Interrogé sur RTL sur les polémiques qui se succèdent depuis l'attentat à Nice, Jean-Jacques Urvoas a exprimé "une forme d'accablement" alors que "sur les 84 personnes qui sont décédées, tous les corps n'ont pas encore été rendus à leur famille et il y a encore en ce moment des personnes, je crois qu'elles sont neuf, qui luttent pour la vie à l'hôpital".

Une policière municipale niçoise, Sandra Bertin, a accusé dans Le Journal du dimanche (JDD) le cabinet du ministre de l'Intérieur d'avoir fait pression pour qu'elle modifie son rapport sur la présence des forces de l'ordre sur la promenade des Anglais ce soir-là.

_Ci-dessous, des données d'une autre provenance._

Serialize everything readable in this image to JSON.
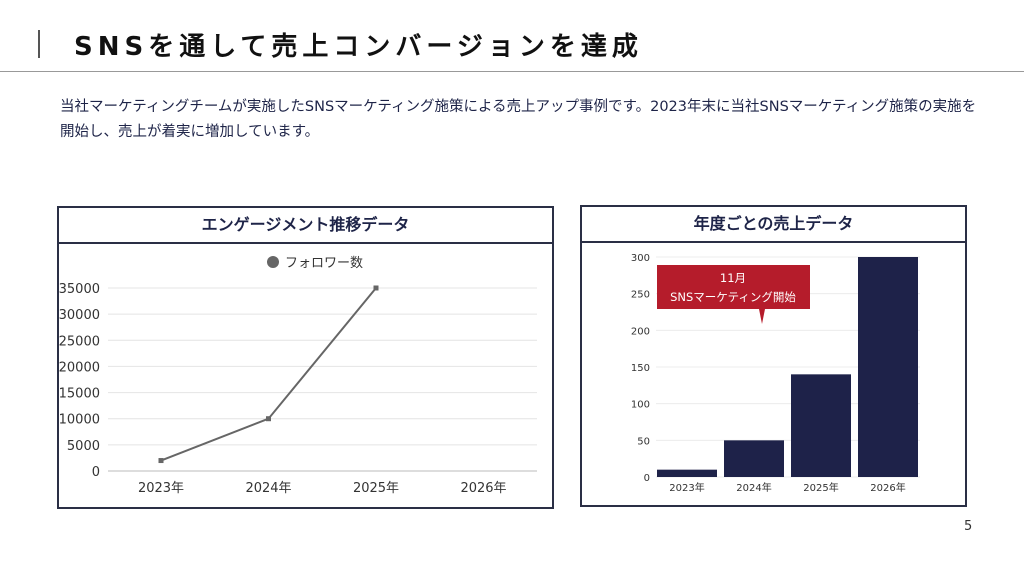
{
  "title": "SNSを通して売上コンバージョンを達成",
  "description": "当社マーケティングチームが実施したSNSマーケティング施策による売上アップ事例です。2023年末に当社SNSマーケティング施策の実施を開始し、売上が着実に増加しています。",
  "page_number": "5",
  "colors": {
    "bar": "#1e2249",
    "line": "#666666",
    "callout": "#b51c2b"
  },
  "chart_data": [
    {
      "type": "line",
      "title": "エンゲージメント推移データ",
      "legend": "フォロワー数",
      "legend_position": "top-center",
      "categories": [
        "2023年",
        "2024年",
        "2025年",
        "2026年"
      ],
      "series": [
        {
          "name": "フォロワー数",
          "values": [
            2000,
            10000,
            35000,
            null
          ]
        }
      ],
      "yticks": [
        "0",
        "5000",
        "10000",
        "15000",
        "20000",
        "25000",
        "30000",
        "35000"
      ],
      "ylim": [
        0,
        35000
      ],
      "grid": true
    },
    {
      "type": "bar",
      "title": "年度ごとの売上データ",
      "categories": [
        "2023年",
        "2024年",
        "2025年",
        "2026年"
      ],
      "values": [
        10,
        50,
        140,
        300
      ],
      "yticks": [
        "0",
        "50",
        "100",
        "150",
        "200",
        "250",
        "300"
      ],
      "ylim": [
        0,
        300
      ],
      "grid": true,
      "annotation": {
        "line1": "11月",
        "line2": "SNSマーケティング開始"
      }
    }
  ]
}
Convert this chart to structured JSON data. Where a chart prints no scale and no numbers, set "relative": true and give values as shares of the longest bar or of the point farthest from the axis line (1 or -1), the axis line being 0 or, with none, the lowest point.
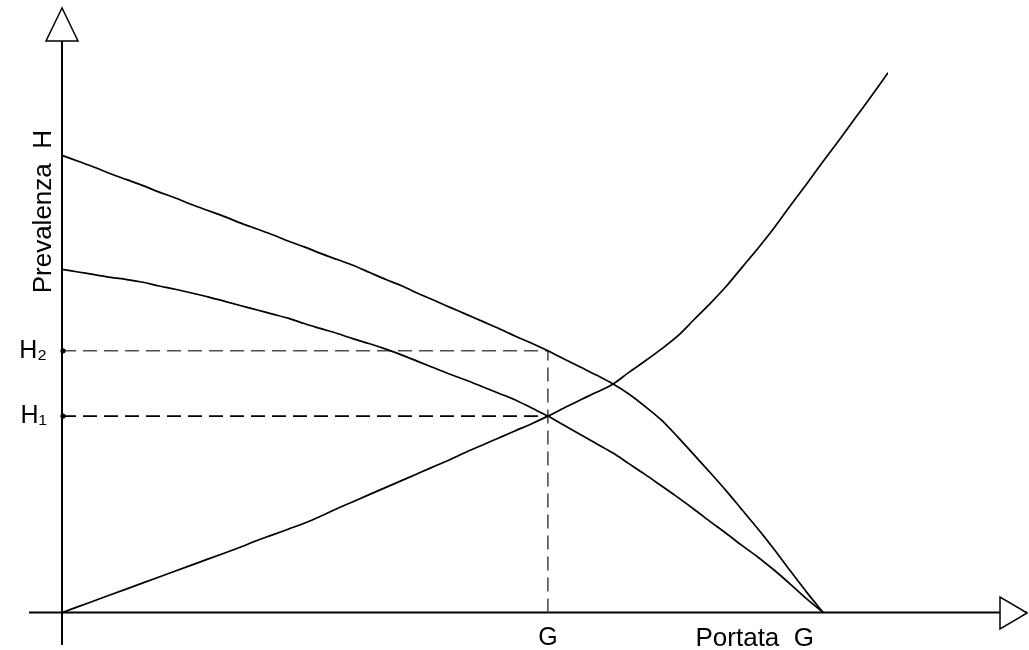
{
  "chart_data": {
    "type": "line",
    "xlabel": "Portata  G",
    "ylabel": "Prevalenza  H",
    "relative": true,
    "categories": [
      null,
      null,
      null,
      null,
      null,
      null,
      null,
      null,
      null,
      null,
      null,
      null,
      null,
      null,
      null,
      null,
      null,
      null,
      null,
      null,
      null,
      null,
      null,
      null,
      null,
      null,
      null,
      null,
      null,
      null,
      null,
      null,
      null,
      null,
      null,
      null,
      null,
      null,
      null,
      null,
      null,
      null,
      null,
      null,
      null,
      null,
      null,
      null,
      null,
      null,
      null,
      null
    ],
    "series": [
      {
        "color": "#000000",
        "values": [
          0.847,
          0.836,
          0.825,
          0.813,
          0.802,
          0.791,
          0.779,
          0.768,
          0.756,
          0.745,
          0.734,
          0.722,
          0.711,
          0.7,
          0.688,
          0.677,
          0.665,
          0.654,
          0.643,
          0.63,
          0.617,
          0.605,
          0.591,
          0.578,
          0.565,
          0.552,
          0.539,
          0.526,
          0.512,
          0.499,
          0.485,
          0.47,
          0.455,
          0.44,
          0.424,
          0.405,
          0.382,
          0.357,
          0.326,
          0.293,
          0.26,
          0.226,
          0.19,
          0.154,
          0.116,
          0.076,
          0.037,
          0,
          null,
          null,
          null,
          null
        ]
      },
      {
        "color": "#000000",
        "values": [
          0.636,
          0.631,
          0.626,
          0.621,
          0.617,
          0.612,
          0.605,
          0.599,
          0.592,
          0.585,
          0.577,
          0.569,
          0.561,
          0.553,
          0.545,
          0.535,
          0.526,
          0.517,
          0.507,
          0.498,
          0.488,
          0.477,
          0.465,
          0.453,
          0.441,
          0.43,
          0.418,
          0.406,
          0.394,
          0.379,
          0.364,
          0.347,
          0.33,
          0.313,
          0.296,
          0.276,
          0.256,
          0.235,
          0.214,
          0.192,
          0.169,
          0.147,
          0.124,
          0.102,
          0.078,
          0.052,
          0.025,
          0,
          null,
          null,
          null,
          null
        ]
      },
      {
        "color": "#000000",
        "values": [
          0,
          0.011,
          0.022,
          0.033,
          0.044,
          0.055,
          0.066,
          0.077,
          0.088,
          0.099,
          0.11,
          0.121,
          0.133,
          0.144,
          0.155,
          0.166,
          0.179,
          0.193,
          0.206,
          0.219,
          0.232,
          0.245,
          0.258,
          0.271,
          0.284,
          0.298,
          0.311,
          0.324,
          0.337,
          0.35,
          0.364,
          0.379,
          0.394,
          0.408,
          0.423,
          0.445,
          0.466,
          0.488,
          0.512,
          0.542,
          0.572,
          0.604,
          0.64,
          0.676,
          0.714,
          0.755,
          0.795,
          0.836,
          0.876,
          0.917,
          0.958,
          1
        ]
      }
    ],
    "ref_lines": [
      {
        "axis": "y",
        "value": 0.485,
        "label": "H₂",
        "line_style": "dashed",
        "color": "#4d4d4d"
      },
      {
        "axis": "y",
        "value": 0.364,
        "label": "H₁",
        "line_style": "dashed",
        "color": "#000000"
      }
    ],
    "annotations": [
      "G"
    ]
  }
}
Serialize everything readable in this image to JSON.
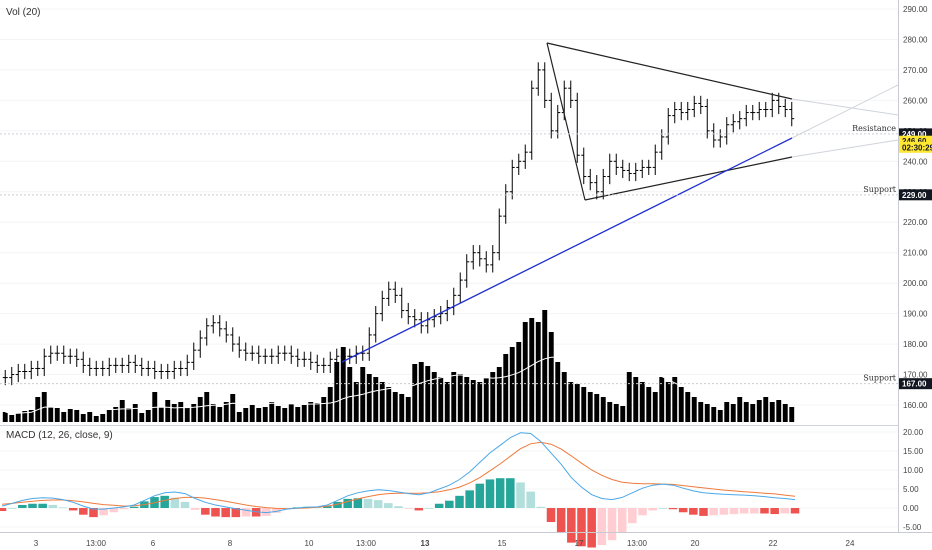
{
  "chart_data": {
    "type": "ohlc_volume_macd",
    "volume_panel": {
      "title": "Vol (20)",
      "y_axis_ticks": [
        "290.00",
        "280.00",
        "270.00",
        "260.00",
        "250.00",
        "240.00",
        "230.00",
        "220.00",
        "210.00",
        "200.00",
        "190.00",
        "180.00",
        "170.00",
        "160.00"
      ],
      "price_tags": [
        {
          "label": "249.00",
          "style": "dark",
          "value": 249
        },
        {
          "label": "246.60",
          "style": "yellow",
          "value": 246.6
        },
        {
          "label": "02:30:29",
          "style": "yellow",
          "value": 244.6
        },
        {
          "label": "229.00",
          "style": "dark",
          "value": 229
        },
        {
          "label": "167.00",
          "style": "dark",
          "value": 167
        }
      ],
      "annotations": [
        {
          "text": "Resistance",
          "value": 249
        },
        {
          "text": "Support",
          "value": 229
        },
        {
          "text": "Support",
          "value": 167
        }
      ],
      "price_series": [
        169,
        170,
        171,
        171,
        172,
        172,
        176,
        177,
        177,
        176,
        176,
        175,
        173,
        172,
        172,
        172,
        173,
        173,
        173,
        174,
        173,
        172,
        172,
        171,
        171,
        171,
        172,
        172,
        174,
        178,
        182,
        186,
        187,
        185,
        183,
        180,
        178,
        177,
        177,
        176,
        176,
        176,
        177,
        177,
        176,
        175,
        175,
        174,
        173,
        173,
        175,
        176,
        176,
        176,
        177,
        177,
        183,
        190,
        195,
        198,
        196,
        191,
        189,
        188,
        186,
        188,
        189,
        190,
        192,
        196,
        201,
        207,
        210,
        208,
        206,
        210,
        222,
        230,
        238,
        240,
        243,
        264,
        270,
        260,
        250,
        256,
        264,
        260,
        242,
        235,
        233,
        230,
        235,
        240,
        238,
        237,
        236,
        237,
        238,
        238,
        243,
        248,
        255,
        257,
        256,
        257,
        259,
        258,
        250,
        247,
        248,
        252,
        253,
        254,
        256,
        256,
        257,
        257,
        260,
        258,
        257,
        254
      ],
      "volume_series": [
        10,
        7,
        9,
        11,
        12,
        25,
        30,
        15,
        14,
        10,
        13,
        12,
        8,
        10,
        6,
        8,
        12,
        15,
        22,
        14,
        18,
        9,
        12,
        30,
        15,
        22,
        18,
        20,
        14,
        18,
        25,
        30,
        18,
        15,
        20,
        28,
        10,
        14,
        17,
        14,
        15,
        20,
        16,
        14,
        18,
        15,
        17,
        20,
        19,
        25,
        35,
        60,
        75,
        55,
        40,
        55,
        48,
        45,
        40,
        35,
        30,
        28,
        25,
        58,
        60,
        56,
        50,
        45,
        40,
        50,
        48,
        45,
        42,
        40,
        44,
        50,
        55,
        68,
        75,
        80,
        100,
        104,
        100,
        112,
        90,
        60,
        50,
        40,
        38,
        35,
        30,
        28,
        25,
        20,
        18,
        16,
        50,
        45,
        40,
        35,
        30,
        45,
        40,
        45,
        35,
        30,
        25,
        20,
        18,
        15,
        12,
        20,
        18,
        25,
        20,
        18,
        22,
        25,
        20,
        22,
        18,
        15
      ]
    },
    "macd_panel": {
      "title": "MACD (12, 26, close, 9)",
      "y_axis_ticks": [
        "20.00",
        "15.00",
        "10.00",
        "5.00",
        "0.00",
        "-5.00"
      ],
      "macd_series": [
        0.5,
        1.2,
        2.0,
        2.5,
        2.7,
        2.6,
        2.2,
        1.5,
        0.5,
        -0.3,
        -0.3,
        0.0,
        0.3,
        0.8,
        2.0,
        3.2,
        4.0,
        4.2,
        3.8,
        2.5,
        1.5,
        0.8,
        0.3,
        -0.2,
        -0.6,
        -1.0,
        -1.2,
        -0.9,
        -0.3,
        0.0,
        0.2,
        0.3,
        0.8,
        2.0,
        3.2,
        4.0,
        4.5,
        4.8,
        4.6,
        4.2,
        3.8,
        3.5,
        4.0,
        5.0,
        6.0,
        7.5,
        9.5,
        12.0,
        14.5,
        16.5,
        18.5,
        19.8,
        19.6,
        17.5,
        14.5,
        11.5,
        8.0,
        5.5,
        3.5,
        2.5,
        2.2,
        2.8,
        4.0,
        5.2,
        6.0,
        6.3,
        6.0,
        5.2,
        4.5,
        4.0,
        3.8,
        3.6,
        3.5,
        3.4,
        3.2,
        3.0,
        2.7,
        2.5,
        2.2
      ],
      "signal_series": [
        1.0,
        1.2,
        1.5,
        1.8,
        2.0,
        2.1,
        2.1,
        1.9,
        1.6,
        1.2,
        0.9,
        0.7,
        0.5,
        0.6,
        0.9,
        1.4,
        2.0,
        2.5,
        2.8,
        2.8,
        2.6,
        2.2,
        1.8,
        1.3,
        0.8,
        0.4,
        0.1,
        -0.1,
        -0.2,
        -0.1,
        0.0,
        0.2,
        0.5,
        1.0,
        1.7,
        2.4,
        3.0,
        3.5,
        3.8,
        3.9,
        3.9,
        3.9,
        4.0,
        4.3,
        4.8,
        5.5,
        6.6,
        8.0,
        9.8,
        11.6,
        13.6,
        15.6,
        16.9,
        17.3,
        16.8,
        15.5,
        13.7,
        11.8,
        10.0,
        8.6,
        7.5,
        6.8,
        6.5,
        6.4,
        6.4,
        6.3,
        6.2,
        5.9,
        5.6,
        5.3,
        5.0,
        4.7,
        4.5,
        4.3,
        4.1,
        3.9,
        3.7,
        3.4,
        3.1
      ]
    },
    "x_axis_ticks": [
      "3",
      "13:00",
      "6",
      "8",
      "10",
      "13:00",
      "13",
      "15",
      "17",
      "13:00",
      "20",
      "22",
      "24"
    ],
    "drawings": [
      {
        "type": "triangle",
        "desc": "symmetrical triangle"
      },
      {
        "type": "trendline",
        "color": "#2030d0"
      }
    ],
    "colors": {
      "volume_bar": "#000000",
      "price_bar": "#000000",
      "macd_line": "#4aa8e8",
      "signal_line": "#f07a3c",
      "hist_pos_strong": "#26a69a",
      "hist_pos_weak": "#b2dfdb",
      "hist_neg_strong": "#ef5350",
      "hist_neg_weak": "#ffcdd2",
      "trendline": "#2030d0",
      "tag_yellow": "#ffe733",
      "tag_dark": "#131722"
    }
  }
}
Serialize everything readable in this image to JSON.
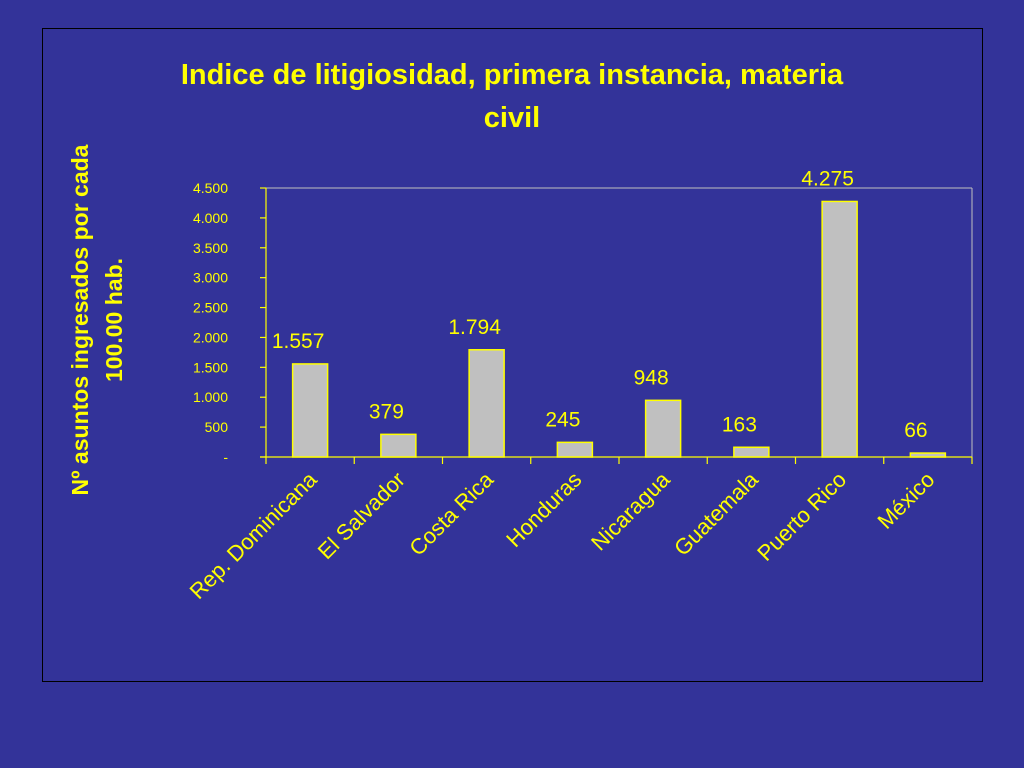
{
  "chart_data": {
    "type": "bar",
    "title_line1": "Indice de litigiosidad, primera instancia, materia",
    "title_line2": "civil",
    "ylabel_line1": "Nº asuntos ingresados por cada",
    "ylabel_line2": "100.00 hab.",
    "categories": [
      "Rep. Dominicana",
      "El Salvador",
      "Costa Rica",
      "Honduras",
      "Nicaragua",
      "Guatemala",
      "Puerto Rico",
      "México"
    ],
    "values": [
      1557,
      379,
      1794,
      245,
      948,
      163,
      4275,
      66
    ],
    "value_labels": [
      "1.557",
      "379",
      "1.794",
      "245",
      "948",
      "163",
      "4.275",
      "66"
    ],
    "ylim": [
      0,
      4500
    ],
    "yticks": [
      0,
      500,
      1000,
      1500,
      2000,
      2500,
      3000,
      3500,
      4000,
      4500
    ],
    "ytick_labels": [
      "-",
      "500",
      "1.000",
      "1.500",
      "2.000",
      "2.500",
      "3.000",
      "3.500",
      "4.000",
      "4.500"
    ],
    "grid": false,
    "legend": "none",
    "colors": {
      "background": "#333399",
      "text": "#FFFF00",
      "bar_fill": "#C0C0C0",
      "bar_stroke": "#FFFF00",
      "axis": "#FFFF00"
    }
  }
}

Mme Bertin, fonctionnaire, "connaît le code pénal", a taclé Jean-Jacques Urvoas. Si elle est confrontée à la manifestation d'un délit "ce n'est pas au JDD qu'elle doit en parler mais au procureur de la République". Le garde des Sceaux a rappelé que l'inspection générale de la police nationale devait rendre "cette semaine" les résultats d'une enquête sur le dispositif policier niçois.

"Sur Nice, à mes yeux, aucun dispositif de sécurité n'aurait empêché un fou d'aller broyer des innocents sur une promenade. Nous n'allons pas interdire la location de camions", a-t-il déclaré. Jean-Jacques Urvoas s'est dit "extrêmement interpellé sur l'intention de beaucoup de ceux qui parlent". "Quand j'entends l'ancien futur ex-maire de Nice nous dire: +Je ne vais pas obéir à la réquisition judiciaire+" de destruction des images de vidéosurveillances le soir de l'attentat conservées par la municipalité, "le fait de dire ça c'est une infraction", a averti le ministre.

Le ministre a expliqué que cette demande avait pour but de "protéger les victimes et éviter la dispersion des images", tout en rappelant que des copies étaient bien en "possession des magistrats instructeurs".